Peter Worley’in yönteminde ise açık soru ve gizli sorular önceden kolaylaştırıcı tarafından oluşturulur. Özellikle küçük yaş gruplarında başlangıç seviyesinde soruyu kolaylaştırıcının vermesi daha uygundur.
Kolaylaştırıcının soru hazırlaması yöntemi:
Soruşturmaya birkaç tane anlama sorusuyla başlayabilirsiniz:
- Şapkayı ilk kim buldu? (Birlikte bulmuşlar.)
- Uyuyan kaplumbağa neyi hayal etti? (Rüyasında her birinin kendi şapkası vardı.)
- Sonunda şapkaya ne oldu? (Kaplumbağalar bıraktı.)
Anlama sorularının ardından tartışmayı başlatabilmek için aşağıdaki sorulardan birini seçebilirsiniz.
Hikaye Hakkında:
- Kaplumbağaların bulduğu şapka onlara mı aittir?
- Kaplumbağalardan sadece birinin şapkaya sahip olması adil midir?
- Kaplumbağalardan biri şapkayı daha çok isterse almalı mıdır?
- Hikayenin sonunda kaplumbağalar şapkayı bırakır.

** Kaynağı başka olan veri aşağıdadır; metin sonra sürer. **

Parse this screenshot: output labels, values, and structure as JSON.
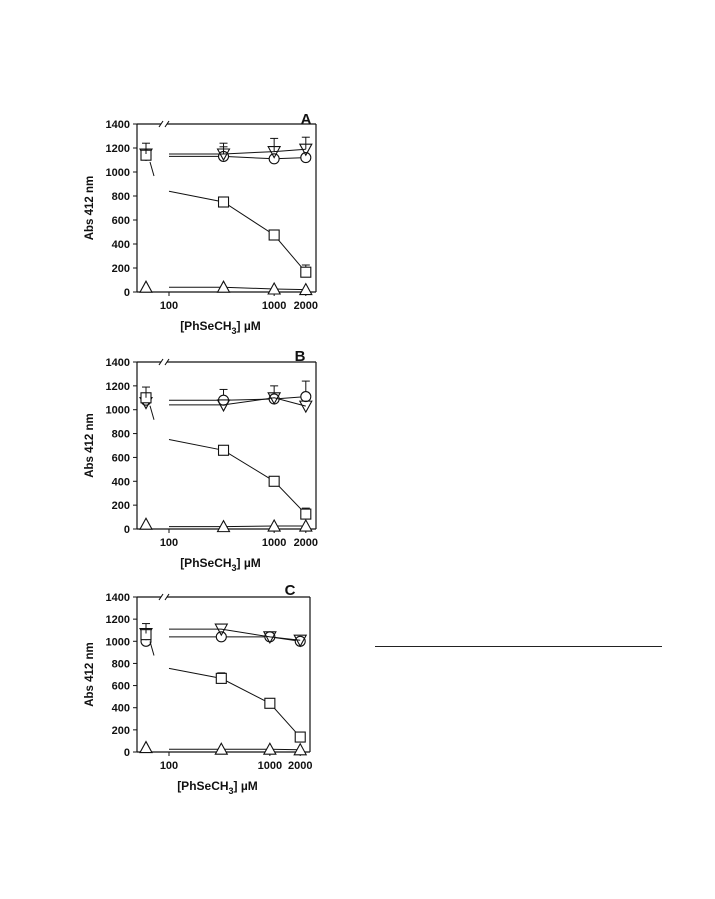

En iyi çözüm bu mudur?
Bu sorular “açık soru”lardır, tartışmanın başlaması ve fikir ayrılıklarının ortaya çıkması için tetikleyici görevi görürler. Bununla birlikte esas tartışılan, “gizli soru” dediğimiz felsefi sorulardır. Çocuklarla Felsefe dersini tipik bir okuduğunu anlama dersinden ayıran da budur.
Hikayenin Ötesinde:
- Bir şey bulursanız bu sizin mi olur?
- Bir şeyi sizin yapan şey nedir?
- Bir şey birden fazla kişiye ait olabilir mi?
- Kendinize ait bir şeye sahip olmak, onu paylaşmaktan daha mı iyidir?
- Her zaman paylaşmak zorunda mıyız?
- Sahip olmadığınız bir şeyden zevk alabilir misiniz?
- Bir şeyi istemek ve ihtiyaç duymak arasındaki fark nedir?
- Bir kişinin mi yoksa iki kişinin mi hayal kırıklığına uğraması daha iyi?
Öğrencilerin Soru Oluşturması Yöntemi
Eğer felsefeye yeni başlayan bir grupla çalışıyorsanız felsefi soruları felsefi olmayan sorulardan ayırarak felsefi olanları karakterize eden özellikleri açıklığa kavuşturmanız gerekebilir. Burada en başta bahsettiğimiz soru matrisi yol gösterici olacaktır.
Öğrencilerin felsefi soruyu kendilerinin belirlemelerini istemek kolaylaştırıcı için spontan olmayı gerektireceğinden bir miktar zorlayıcıdır. Bununla birlikte deneyim edindikçe ve bir uyaranla ilgili oluşacak sorular ve olası cevaplarla ilgili öngörü kazandıkça soruları öğrencilerin oluşturmasını isteyebilirsiniz.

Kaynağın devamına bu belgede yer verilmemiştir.